SpaceX spokesman John Taylor said the hot fire test, in which the nine Merlin 1D engines in the Falcon 9 rocket's first stage were briefly ignited Tuesday evening to make sure ground and flight systems were ready for launch, was cut short, but he did not provide any details.
He said it would have been possible to press ahead for launch either Friday or Saturday, but mission managers decided to err on the side of caution and to delay the flight to early January.
"While the recent static fire test accomplished nearly all of our goals, the test did not run the full duration, " he said via email. "The data suggests we could push forward without a second attempt, but out of an abundance of caution, we are opting to execute a second static fire test prior to launch."
"Given the extra time needed for data review and testing, coupled with the limited launch date availability due to the holidays and other restrictions, our earliest launch opportunity is now Jan. 6 with Jan. 7 as a backup."
The "other restrictions" refer to so-called "beta angle cutouts, " periods when the angle between the sun and the plane of the space station's orbit results in near continuous sunlight and higher-than-normal temperatures that increase the demand on the lab's cooling systems.
The next cutout, extending from Dec. 28 to Jan. 7, would not have any impact on the Falcon 9's launch, but the arrival of the SpaceX Dragon cargo ship could cause problems.
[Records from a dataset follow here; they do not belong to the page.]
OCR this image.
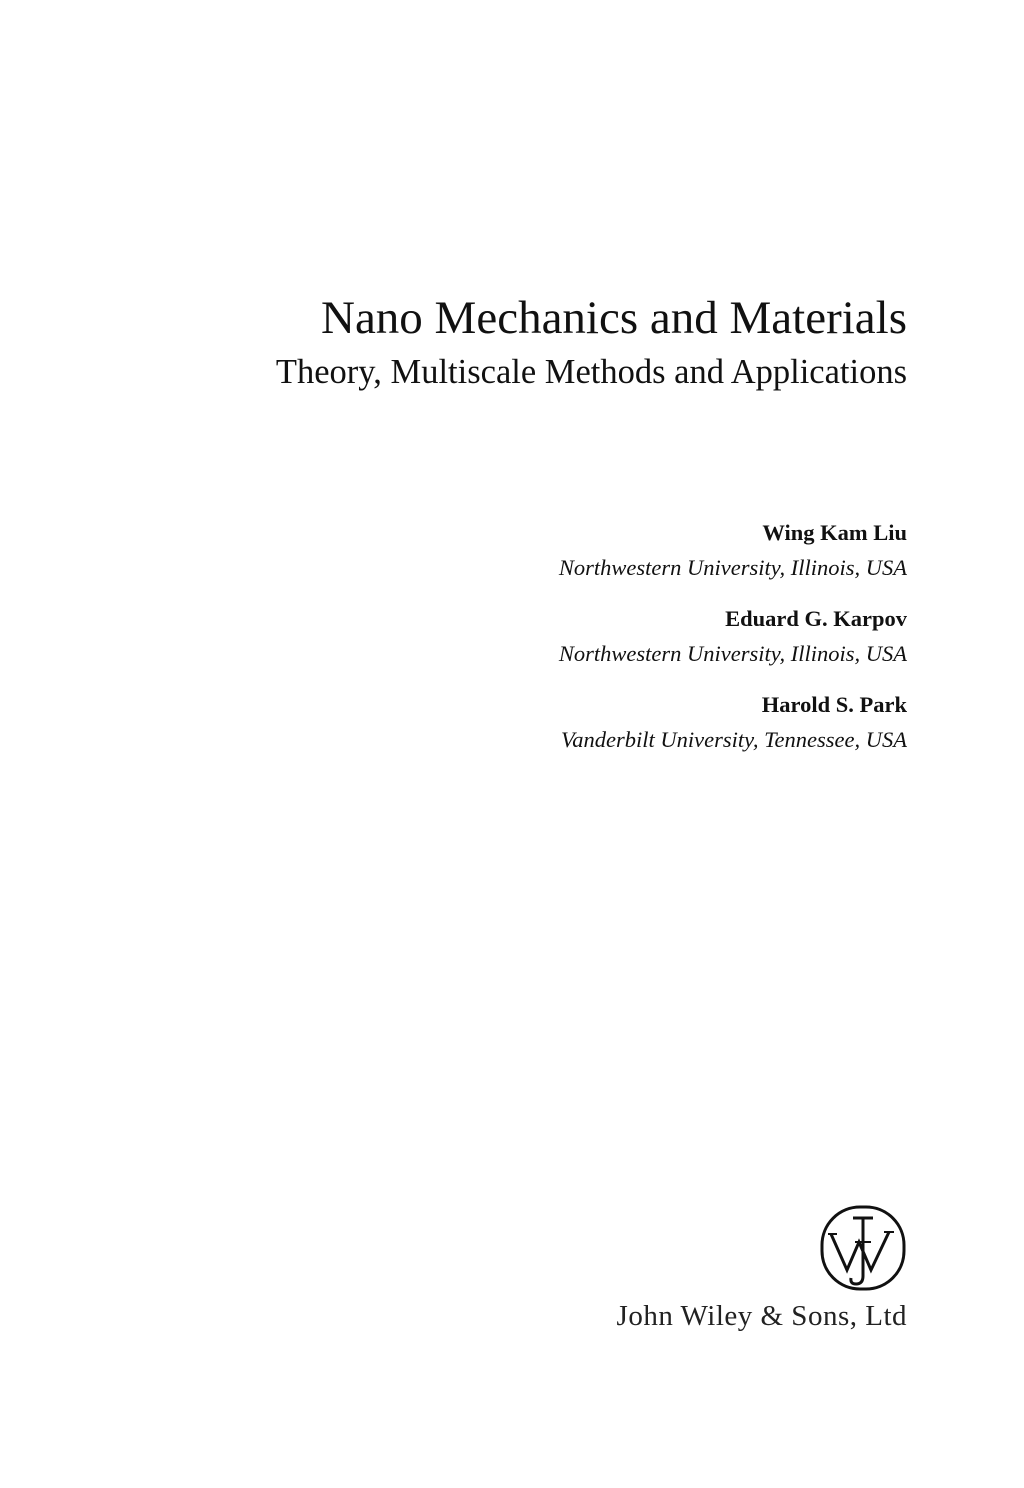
Nano Mechanics and Materials
Theory, Multiscale Methods and Applications
Wing Kam Liu
Northwestern University, Illinois, USA
Eduard G. Karpov
Northwestern University, Illinois, USA
Harold S. Park
Vanderbilt University, Tennessee, USA
John Wiley & Sons, Ltd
For a launch on Jan. 6, the Dragon would reach the station on Jan. 8, after the beta constraint eases.
The upcoming launch will kick off the first U.S. station resupply flight since an Orbital Sciences Antares rocket carrying a station-bound Cygnus cargo ship exploded seconds after liftoff Oct. 28.
In the wake of the space shuttle's retirement, NASA is relying on Orbital and SpaceX to deliver critical U.S. supplies and equipment to the lab complex, augmenting cargo carried up aboard Russian Progress supply ships and occasional Japanese freighters.
With the Antares out of action for the next year or more pending modifications and adoption of new engines, a steady string of SpaceX flights will be critical for delivering the logistics and research gear needed to support the station's six-member crew.
The January flight will be SpaceX's fifth operational resupply mission under a $1.6 billion contract with NASA that calls for 12 flights and delivery of some 40, 000 pounds of hardware and supplies. Orbital Sciences holds a $1.9 billion contract for eight flights of its Antares/Cygnus spacecraft to deliver a similar amount.
The Falcon 9 now is targeted for launch at 6:18 a.m. EST (GMT-5) on Tuesday, Jan. 6. Assuming no problems develop, the rocket's first stage will attempt to land on a modified barge some 200 miles east of Jacksonville, Fla., for recovery and possible refurbishment for another launch. The test is part of a long-range plan to lower costs by recyling booster hardware that otherwise would be discarded at sea.